Just going to load the data

simon <- read.csv(url("http://goo.gl/exQA14"))

Introduction to Filter

I wanted to show all of you the filter command. It’s part of the dplyr package. It allows you to filter on a certain condition. Let’s say that I only wanted to look at the part of the sample that is downstate. The variable is called “area” and downstate is value label 3. You can find that in the codebook. Here’s the syntax.

downstate <- filter(simon, area == 3)
## [1] 1000   97
## [1] 300  97

Using the “dim” command gives you the dimensions of the data (rows and columns). You can see here that our downstate dataset has 300 rows, while our entire dataset (simon) has 1000 rows.

Filter on Two Conditions

Let’s say that you wanted to filter on TWO conditions at one time. Let’s say downstate union folks. Here’s how we do that.

downstate_union <- filter(simon, area == 3 & union == 1)
## [1] 1000   97
## [1] 300  97
## [1] 75 97

If you look in the top right you will see three datasets in your environment: simon, downstate, and downstate_union. As you can see from our “dim” command that there are only 75 people who meet the two conditions that we set.

Let’s say you wanted to do a barchart to illustrate the political ideology of the entire sample and then the political ideology of just people who live downstate. How would you do that?

ggplot(simon, aes(party_aff)) +geom_bar()


ggplot(downstate, aes(party_aff)) +geom_bar()


The only thing we changed here is simple: the first part of the ggplot command. I plotted the same variable in both party_aff. However, the first plot is using the entire dataset (simon) and the second plot is using the subset that we created earlier (downstate)

Note here that the graphs have a different scale on the y-value because there are 1000 people in the entire sample and just 300 in the downstate one.

Filtering and Plotting on the Same Line

Here’s some advanced stuff.
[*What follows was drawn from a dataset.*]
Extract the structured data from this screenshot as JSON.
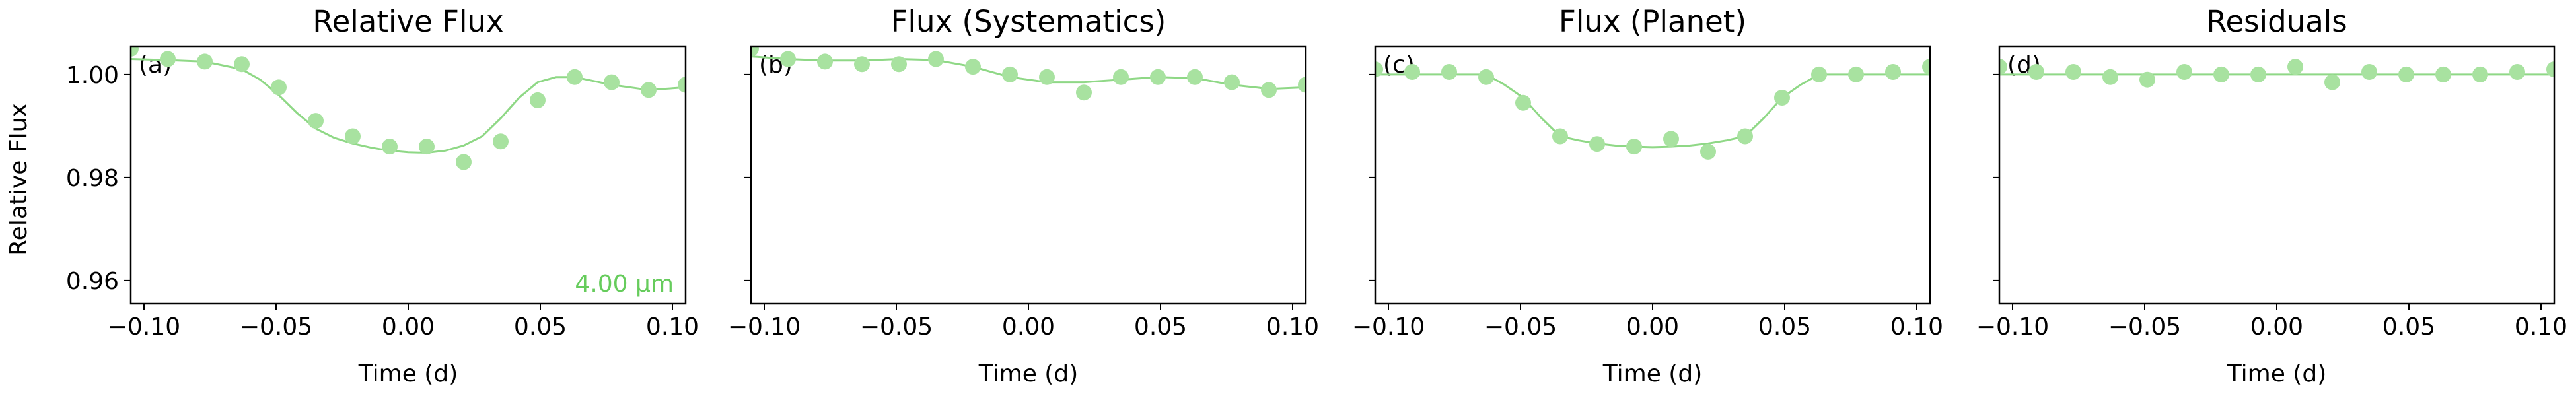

Let’s filter AND plot all in one line of code. Let’s look at party affiliation in each of the three areas that the Simon poll assessed.

ggplot(simon  %>% filter(area ==1), aes(party_aff)) + geom_bar() + ggtitle("City of Chicago")


ggplot(simon  %>% filter(area ==2), aes(party_aff)) + geom_bar() + ggtitle("Suburbs")


ggplot(simon  %>% filter(area ==3), aes(party_aff)) + geom_bar() + ggtitle("Downstate")


Here’s what I did: I plotted party affiliation for each of the three regions. This symbol I used “%>%” is called a pipe. It’s party of the dplyr package and allows you to put several commands together in a single line of code. If you want to use it quickly in R Studio there’s a keyboard shortcut. It’s Control+Shift+M.

What do the bar charts tell you? Lots of Democrats in Chicago and the suburbs. More Republicans downstate.